Based on the above technical characteristics, Mark VIeS has been widely used in the following typical safety functions:

Factory Emergency Shutdown System (ESD): Factory level safety interlock, requiring high reliability and short response time. TMR configuration is combined with power-off trip logic to ensure reliable shutdown when danger is detected.

Burner Management System (BMS): Continuous monitoring of flames, fuel valves, and purge timing is required, with SIL 3 high demand mode ensuring combustion safety.

Turbomachinery protection: Processing high-speed signals such as overspeed, vibration, and shaft displacement. The TMR architecture can prevent unnecessary tripping caused by false alarms from a single sensor.

Fire and Gas Detection System (F&G): Covering a large area, multiple remote controllers are connected through black channel communication to achieve linkage logic between fire and combustible gases.

Pipeline and tank overpressure protection: Using a HART intelligent pressure transmitter, combined with a 1oo2 dual controller configuration, balances safety and operational availability.

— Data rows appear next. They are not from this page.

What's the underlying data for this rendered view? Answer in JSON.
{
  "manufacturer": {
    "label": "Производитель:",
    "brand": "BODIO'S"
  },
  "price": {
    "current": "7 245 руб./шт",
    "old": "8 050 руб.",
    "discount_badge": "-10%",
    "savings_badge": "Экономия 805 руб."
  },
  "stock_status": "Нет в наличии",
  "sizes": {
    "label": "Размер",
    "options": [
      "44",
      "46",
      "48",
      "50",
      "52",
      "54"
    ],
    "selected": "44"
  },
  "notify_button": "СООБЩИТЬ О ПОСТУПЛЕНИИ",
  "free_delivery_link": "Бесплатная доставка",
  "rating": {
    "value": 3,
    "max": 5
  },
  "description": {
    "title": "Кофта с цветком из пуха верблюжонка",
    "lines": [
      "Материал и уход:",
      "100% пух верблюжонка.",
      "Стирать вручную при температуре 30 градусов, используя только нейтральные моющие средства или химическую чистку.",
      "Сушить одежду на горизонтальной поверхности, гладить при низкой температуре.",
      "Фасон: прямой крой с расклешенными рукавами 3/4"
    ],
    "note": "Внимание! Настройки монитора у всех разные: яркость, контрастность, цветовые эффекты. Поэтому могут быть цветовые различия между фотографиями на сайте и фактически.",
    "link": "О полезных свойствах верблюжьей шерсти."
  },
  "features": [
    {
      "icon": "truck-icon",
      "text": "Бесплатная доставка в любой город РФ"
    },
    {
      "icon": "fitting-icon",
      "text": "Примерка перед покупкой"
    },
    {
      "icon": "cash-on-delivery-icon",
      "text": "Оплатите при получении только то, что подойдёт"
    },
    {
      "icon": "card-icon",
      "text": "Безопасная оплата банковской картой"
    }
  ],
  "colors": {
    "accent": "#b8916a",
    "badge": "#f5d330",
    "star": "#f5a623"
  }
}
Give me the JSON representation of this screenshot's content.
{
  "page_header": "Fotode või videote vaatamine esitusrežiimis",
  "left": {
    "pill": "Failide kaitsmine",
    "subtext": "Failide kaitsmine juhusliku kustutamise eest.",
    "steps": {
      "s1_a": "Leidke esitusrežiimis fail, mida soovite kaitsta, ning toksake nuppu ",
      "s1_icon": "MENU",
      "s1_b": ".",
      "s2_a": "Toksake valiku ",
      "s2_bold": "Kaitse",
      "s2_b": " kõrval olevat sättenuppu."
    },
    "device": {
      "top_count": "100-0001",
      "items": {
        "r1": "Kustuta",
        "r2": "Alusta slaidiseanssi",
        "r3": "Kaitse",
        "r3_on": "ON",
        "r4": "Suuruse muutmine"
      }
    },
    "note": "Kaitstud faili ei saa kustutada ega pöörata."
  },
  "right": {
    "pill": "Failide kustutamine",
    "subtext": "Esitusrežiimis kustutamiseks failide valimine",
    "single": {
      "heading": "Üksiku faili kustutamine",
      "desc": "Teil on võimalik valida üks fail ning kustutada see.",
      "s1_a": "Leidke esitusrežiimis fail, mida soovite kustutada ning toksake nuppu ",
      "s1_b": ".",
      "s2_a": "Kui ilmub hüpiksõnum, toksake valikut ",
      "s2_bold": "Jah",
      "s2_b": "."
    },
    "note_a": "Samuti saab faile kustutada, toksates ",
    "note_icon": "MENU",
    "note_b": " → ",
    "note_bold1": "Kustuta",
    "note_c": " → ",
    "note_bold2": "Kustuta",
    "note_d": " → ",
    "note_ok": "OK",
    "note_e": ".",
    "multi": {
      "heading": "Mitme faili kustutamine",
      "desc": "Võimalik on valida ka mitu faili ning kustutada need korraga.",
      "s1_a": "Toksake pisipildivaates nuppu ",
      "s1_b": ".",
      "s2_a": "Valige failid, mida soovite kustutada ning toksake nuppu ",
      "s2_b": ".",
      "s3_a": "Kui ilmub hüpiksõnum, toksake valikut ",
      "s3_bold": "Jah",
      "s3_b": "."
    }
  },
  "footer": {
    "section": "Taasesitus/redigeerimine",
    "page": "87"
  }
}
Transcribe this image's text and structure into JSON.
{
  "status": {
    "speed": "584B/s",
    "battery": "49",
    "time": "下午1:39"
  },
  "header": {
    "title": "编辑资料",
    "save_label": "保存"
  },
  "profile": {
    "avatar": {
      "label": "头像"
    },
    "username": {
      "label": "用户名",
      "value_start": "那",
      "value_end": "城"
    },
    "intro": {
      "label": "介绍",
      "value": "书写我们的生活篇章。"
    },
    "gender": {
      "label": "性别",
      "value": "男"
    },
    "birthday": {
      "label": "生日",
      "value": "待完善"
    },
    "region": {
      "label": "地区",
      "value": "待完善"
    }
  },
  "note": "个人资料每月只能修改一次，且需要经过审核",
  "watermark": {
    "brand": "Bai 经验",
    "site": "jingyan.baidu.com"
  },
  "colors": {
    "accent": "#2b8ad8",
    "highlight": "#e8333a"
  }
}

From an industry value perspective, adopting Mark VIeS can help businesses achieve:

Reduce accident rates and liability risks: Through SIL 2/SIL 3 certification, meet regulatory safety requirements for high-risk processes;

Reduce unplanned downtime: Flexible redundancy design and online maintenance capabilities enable equipment replacement or software upgrades without downtime;

Shortening the project cycle: software reuse, pre certified components, virtual debugging and other means can compress project delivery time by more than 30%;

Protecting network security investments: Built in Achilles authentication and layered protection system to prevent security systems from becoming a breakthrough point for hackers.